Романоида он обозвал попросту «Ефремычем» и сообщил аудитории, что Романоид есть первый русский мужик, встреченный Кириллом на родной земле, а потому Кирилла с Романоидом связывает несомненное духовное родство. После этого на Романоида немедленно обратили внимание длинноногие девицы из числа тех, про кого в пьесах пишут «Без слов».
Такими девицами всегда битком набито любое помещение, где проходит пусть даже самая закрытая и суперэлитная тусовка. Как они туда попадают — загадка, ответ на которую наукой пока не найден. Возможно, они размножаются как грибы, спорами, и при благоприятных условиях — яркий свет, звон бокалов, блеск бриллиантов, запах денег — просто вырастают по углам, уже накрашенные, надушенные, нарядные и блестящие, словно дешевая карамель. Их выдают только старые и беспокойные глаза — на юных личиках они смотрятся неуместно…
Так вот, справедливо рассудив, что если не имеешь никакого подхода к клевому папику, то лучше уж поиметь хотя бы дружка клевого папика, сразу три сильфиды взяли Романоида в кольцо и увели к стойке бара.
Пока Кирилл дружелюбно раскланивался с гостями, Ольга как-то вдруг подуспокоилась и через некоторое время смогла совершенно спокойным голосом (удивившим ее саму) произнести, представляя своего как бы жениха малиновой от ярости мадам Бабешко:
— Милый, знакомься. Вот, в некотором роде, виновница торжества…
Элеонора из последних сил скривилась в светской улыбке и милостиво протянула Кириллу руку — как бы для рукопожатия. Однако этот шут гороховый немедленно припал к этой пухленькой подушечке долгим и страстным поцелуем, а потом отступил на шаг, не выпуская Элеонориной руки, приложил вторую ладонь козырьком к глазам и сделал вид, что жмурится от блеска.
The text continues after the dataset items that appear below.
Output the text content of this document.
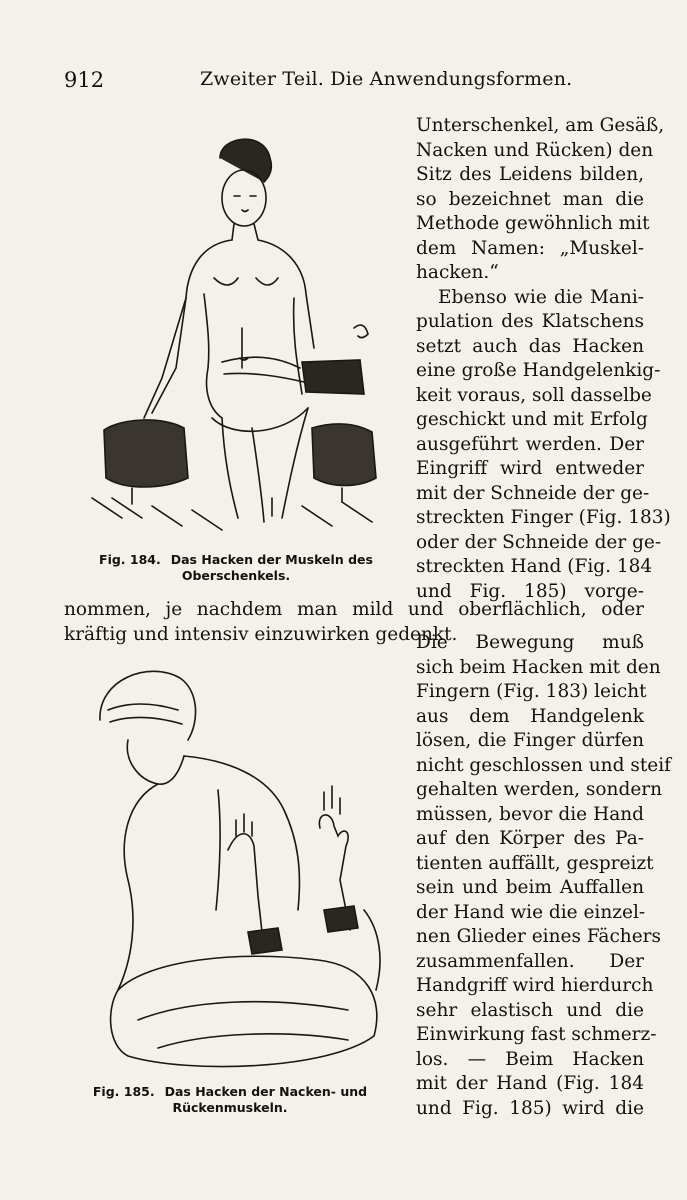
912	Zweiter Teil. Die Anwendungsformen.
Fig. 184. Das Hacken der Muskeln des Oberschenkels.
Fig. 185. Das Hacken der Nacken- und Rückenmuskeln.
Unterschenkel, am Gesäß,
Nacken und Rücken) den
Sitz des Leidens bilden,
so bezeichnet man die
Methode gewöhnlich mit
dem Namen: „Muskel-
hacken.“
Ebenso wie die Mani-
pulation des Klatschens
setzt auch das Hacken
eine große Handgelenkig-
keit voraus, soll dasselbe
geschickt und mit Erfolg
ausgeführt werden. Der
Eingriff wird entweder
mit der Schneide der ge-
streckten Finger (Fig. 183)
oder der Schneide der ge-
streckten Hand (Fig. 184
und Fig. 185) vorge-
nommen, je nachdem man mild und oberflächlich, oder
kräftig und intensiv einzuwirken gedenkt.
Die Bewegung muß
sich beim Hacken mit den
Fingern (Fig. 183) leicht
aus dem Handgelenk
lösen, die Finger dürfen
nicht geschlossen und steif
gehalten werden, sondern
müssen, bevor die Hand
auf den Körper des Pa-
tienten auffällt, gespreizt
sein und beim Auffallen
der Hand wie die einzel-
nen Glieder eines Fächers
zusammenfallen. Der
Handgriff wird hierdurch
sehr elastisch und die
Einwirkung fast schmerz-
los. — Beim Hacken
mit der Hand (Fig. 184
und Fig. 185) wird die
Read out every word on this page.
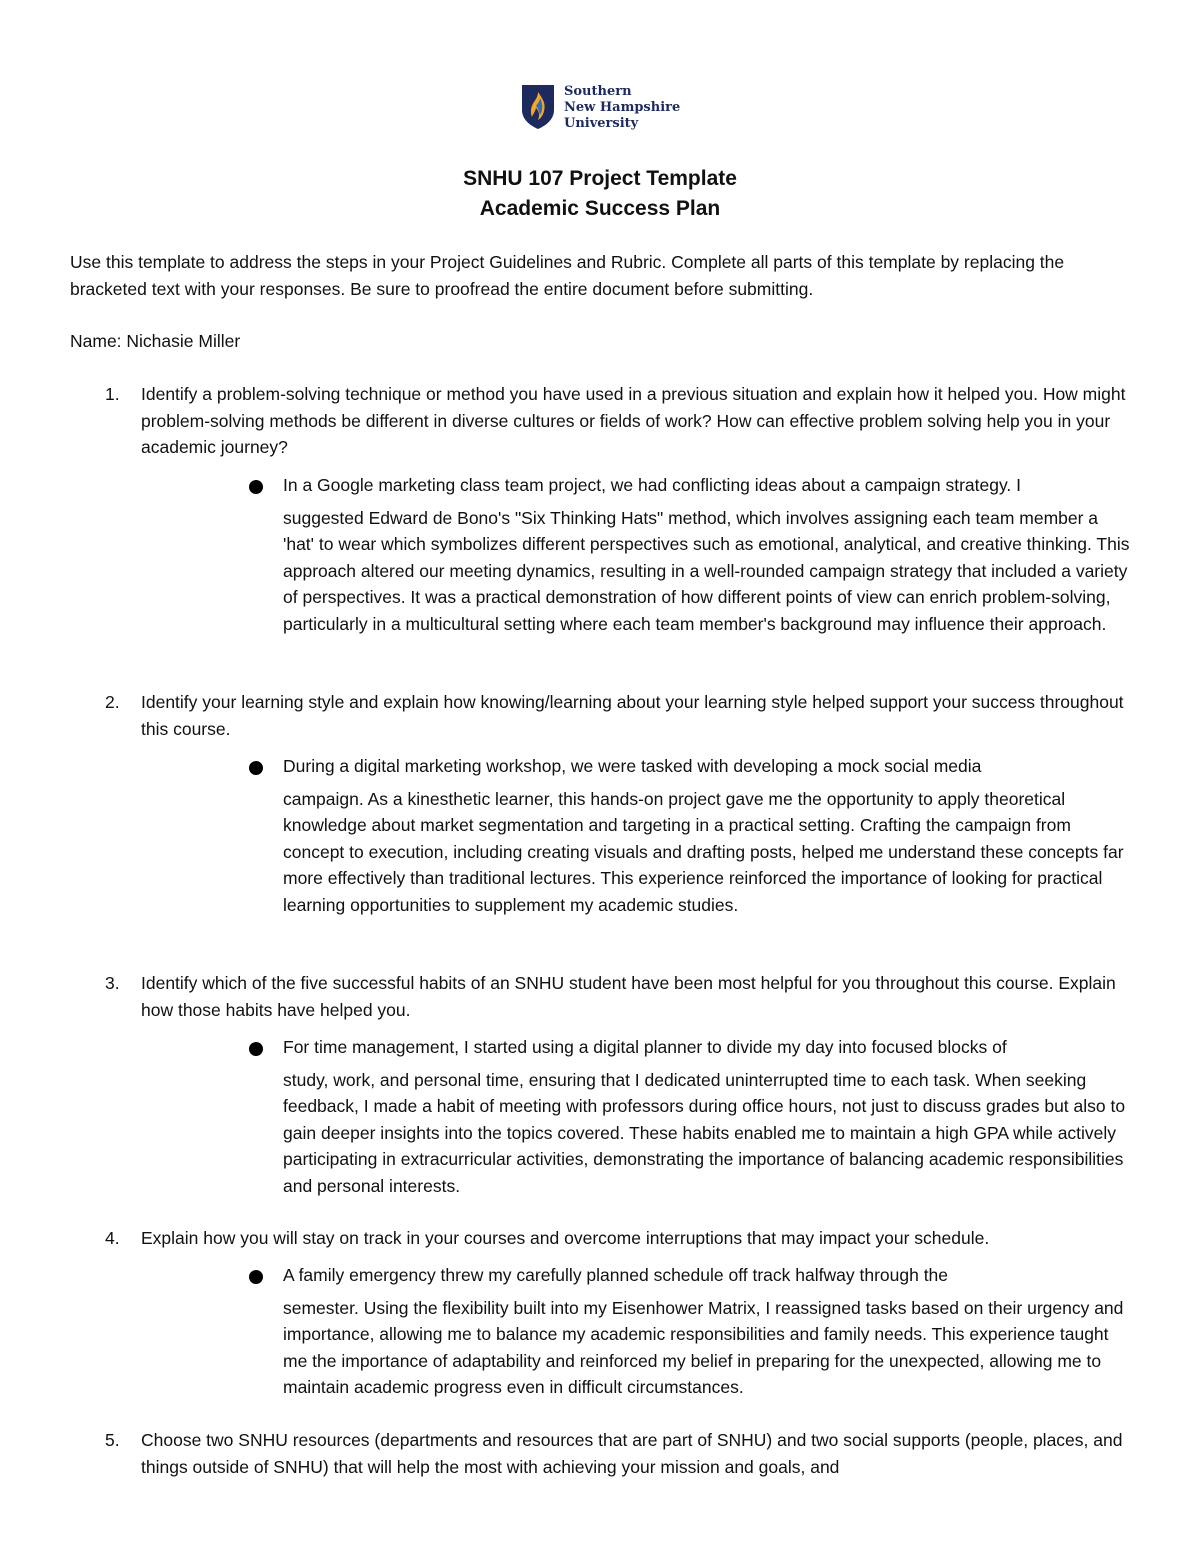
Southern
New Hampshire
University
SNHU 107 Project Template
Academic Success Plan
Use this template to address the steps in your Project Guidelines and Rubric. Complete all parts of this template by replacing the bracketed text with your responses. Be sure to proofread the entire document before submitting.
Name: Nichasie Miller
1. Identify a problem-solving technique or method you have used in a previous situation and explain how it helped you. How might problem-solving methods be different in diverse cultures or fields of work? How can effective problem solving help you in your academic journey?
In a Google marketing class team project, we had conflicting ideas about a campaign strategy. I
suggested Edward de Bono's "Six Thinking Hats" method, which involves assigning each team member a 'hat' to wear which symbolizes different perspectives such as emotional, analytical, and creative thinking. This approach altered our meeting dynamics, resulting in a well-rounded campaign strategy that included a variety of perspectives. It was a practical demonstration of how different points of view can enrich problem-solving, particularly in a multicultural setting where each team member's background may influence their approach.
2. Identify your learning style and explain how knowing/learning about your learning style helped support your success throughout this course.
During a digital marketing workshop, we were tasked with developing a mock social media
campaign. As a kinesthetic learner, this hands-on project gave me the opportunity to apply theoretical knowledge about market segmentation and targeting in a practical setting. Crafting the campaign from concept to execution, including creating visuals and drafting posts, helped me understand these concepts far more effectively than traditional lectures. This experience reinforced the importance of looking for practical learning opportunities to supplement my academic studies.
3. Identify which of the five successful habits of an SNHU student have been most helpful for you throughout this course. Explain how those habits have helped you.
For time management, I started using a digital planner to divide my day into focused blocks of
study, work, and personal time, ensuring that I dedicated uninterrupted time to each task. When seeking feedback, I made a habit of meeting with professors during office hours, not just to discuss grades but also to gain deeper insights into the topics covered. These habits enabled me to maintain a high GPA while actively participating in extracurricular activities, demonstrating the importance of balancing academic responsibilities and personal interests.
4. Explain how you will stay on track in your courses and overcome interruptions that may impact your schedule.
A family emergency threw my carefully planned schedule off track halfway through the
semester. Using the flexibility built into my Eisenhower Matrix, I reassigned tasks based on their urgency and importance, allowing me to balance my academic responsibilities and family needs. This experience taught me the importance of adaptability and reinforced my belief in preparing for the unexpected, allowing me to maintain academic progress even in difficult circumstances.
5. Choose two SNHU resources (departments and resources that are part of SNHU) and two social supports (people, places, and things outside of SNHU) that will help the most with achieving your mission and goals, and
— Прелестница! Фата Моргана! Именно так я и представлял себе Владычицу Озера. Помню, идем мы с Ромой и Борисом по берегу Лох-Ломонда… Впрочем, потом. У нас ведь еще будет время, не так ли?
— Н-ну… д-да… только…
— Счастливица, скоро вы наконец получите заслуженный покой. Скоро для вас наступят дни, полные блаженного ничегонеделания — дольче фар ниенте, как говорили Дантэ и Петрарка. И это награда — за все, что вы отдавали, за бессонные ночи, за тяжкий труд, когда ломаются даже мужчины… Теперь вы сможете позволить себе наконец беззаботную и беспечальную жизнь, которой, безусловно, достойна такая очаровательная женщина…
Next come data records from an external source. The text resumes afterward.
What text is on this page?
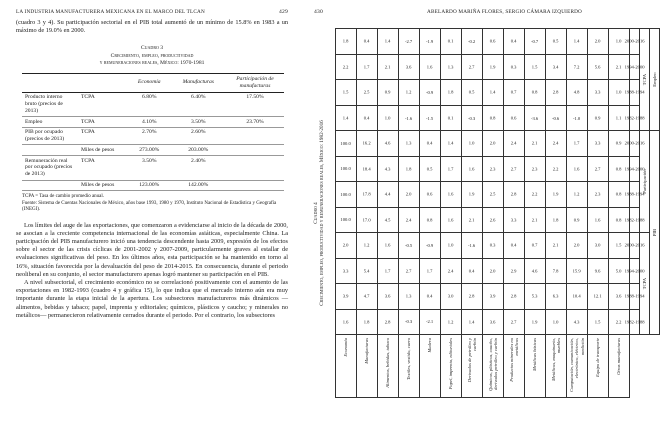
LA INDUSTRIA MANUFACTURERA MEXICANA EN EL MARCO DEL TLCAN	429

(cuadro 3 y 4). Su participación sectorial en el PIB total aumentó de un mínimo de 15.8% en 1983 a un máximo de 19.0% en 2000.

Cuadro 3
Crecimiento, empleo, productividad
y remuneraciones reales, México: 1970-1981
		Economía	Manufacturas	Participación de manufacturas
Producto interno bruto (precios de 2013)	TCPA	6.80%	6.40%	17.50%
Empleo	TCPA	4.10%	3.50%	23.70%
PIB por ocupado (precios de 2013)	TCPA	2.70%	2.60%	
	Miles de pesos	273.00%	203.00%	
Remuneración real por ocupado (precios de 2013)	TCPA	3.50%	2.40%	
	Miles de pesos	123.00%	142.00%	
TCPA = Tasa de cambio promedio anual.
Fuente: Sistema de Cuentas Nacionales de México, años base 1993, 1980 y 1970, Instituto Nacional de Estadística y Geografía (INEGI).

Los límites del auge de las exportaciones, que comenzaron a evidenciarse al inicio de la década de 2000, se asocian a la creciente competencia internacional de las economías asiáticas, especialmente China. La participación del PIB manufacturero inició una tendencia descendente hasta 2009, expresión de los efectos sobre el sector de las crisis cíclicas de 2001-2002 y 2007-2009, particularmente graves al estallar de evaluaciones significativas del peso. En los últimos años, esta participación se ha mantenido en torno al 16%, situación favorecida por la devaluación del peso de 2014-2015. En consecuencia, durante el periodo neoliberal en su conjunto, el sector manufacturero apenas logró mantener su participación en el PIB.

A nivel subsectorial, el crecimiento económico no se correlacionó positivamente con el aumento de las exportaciones en 1982-1993 (cuadro 4 y gráfica 15), lo que indica que el mercado interno aún era muy importante durante la etapa inicial de la apertura. Los subsectores manufactureros más dinámicos —alimentos, bebidas y tabaco; papel, imprenta y editoriales; químicos, plásticos y caucho; y minerales no metálicos— permanecieron relativamente cerrados durante el periodo. Por el contrario, los subsectores

430	ABELARDO MARIÑA FLORES, SERGIO CÁMARA IZQUIERDO
Cuadro 4 Crecimiento, empleo, productividad y remuneraciones reales, México: 1982-2016
Economía	1.6	3.9	3.3	2.0	100.0	100.0	100.0	100.0	1.4	1.5	2.2	1.8
Manufacturas	1.8	4.7	5.4	1.2	17.0	17.8	18.4	16.2	0.4	2.5	1.7	0.4
Alimentos, bebidas, tabaco	2.8	3.6	1.7	1.6	4.5	4.4	4.3	4.6	1.0	0.9	2.1	1.4
Textiles, vestido, cuero	-0.3	1.3	2.7	-0.5	2.4	2.0	1.8	1.3	-1.6	1.2	3.6	-2.7
Madera	-2.1	0.4	1.7	-0.9	0.8	0.6	0.5	0.4	-1.5	-0.9	1.6	-1.9
Papel, imprenta, editoriales	1.2	3.0	2.4	1.0	1.6	1.6	1.7	1.4	0.1	1.8	1.3	0.1
Derivados de petróleo y carbón	1.4	2.8	0.4	-1.6	2.1	1.9	1.6	1.0	-0.3	0.5	2.7	-0.2
Químicos, plásticos, caucho, derivados petróleo y carbón	3.6	3.9	2.0	0.3	2.6	2.5	2.3	2.0	0.8	1.4	1.9	0.6
Productos minerales no metálicos	2.7	2.8	2.9	0.4	3.3	2.8	2.7	2.4	0.6	0.7	0.3	0.4
Metálicas básicas	1.9	5.3	4.6	0.7	2.1	2.2	2.3	2.1	-3.6	0.8	1.5	-0.7
Metálicos, maquinaria, muebles	1.0	6.3	7.8	2.1	1.8	1.9	2.2	2.4	-0.6	2.8	3.4	0.5
Computación, comunicación, electrónico, eléctrico, medición	4.3	10.4	15.9	2.0	0.9	1.2	1.6	1.7	-1.0	4.8	7.2	1.4
Equipo de transporte	1.5	12.1	9.6	3.0	1.6	2.3	2.7	3.3	0.9	3.3	5.6	2.0
Otras manufacturas	2.2	3.6	5.0	1.5	0.8	0.8	0.8	0.9	1.1	1.0	2.1	1.0
	1982-1988	1988-1994	1994-2000	2000-2016	1982-1988	1988-1994	1994-2000	2000-2016	1982-1988	1988-1994	1994-2000	2000-2016
	TCPA				Participación				TCPA			
	PIB								Empleo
Элеонора улыбалась, хоть и не очень уверенно, но руки не отнимала.
В толпе началось странное движение, а затем появился бледный как смерть Петечка. Кирилл не дал ему даже рта открыть.
— А вот и счастливый молодожен! О, как же вы молоды! Молодость, молодость, только ты можешь оценить величие момента! Вот я, к примеру, тоже жених… Но разве трепещу я так, как трепещешь ты, юноша? Нет. Я уже циничен. Правда, Леля? Я знаю точно, что вечной любви не бывает…
Петечка стал еще бледнее, а в голосе Кирилла Ольга с удивлением расслышала нотки ярости…
— …как не бывает и вечного счастья. Я знаю, что вся жизнь человеческая соткана из череды предательств и что у каждого мужчины есть лишь одна женщина на земле, которая никогда его не предаст. Однако, что удивительно и необъяснимо, именно ее он без оглядки и сожаления бросает в первую очередь…
Ольга впилась скрюченными пальцами в локоть Кирилла Сергеевича. Голос этого синеглазого демона разросся, заполнил весь зал, а потом Кирилл вдруг совершенно неожиданно распростер объятия и солнечно улыбнулся замершей Элеоноре.
— Но мы не станем сожалеть об этом, не так ли, несравненная? Зачем думать о печальном, когда вас ждет такое счастье. Как я понимаю, ваш любимый сын женится? Что ж, теперь заботу о нем возьмет на себя другая женщина, более молодая, полная сил. А вы, как я уже сказал, сможете наконец уйти на заслуженный отдых. Поздравляю! А теперь — познакомьте же меня со своим сыночком! Я хочу стать его другом! Что там! Я готов лично сопроводить его к алтарю!
И в этот момент Ольге стало жалко Элеонору Константиновну.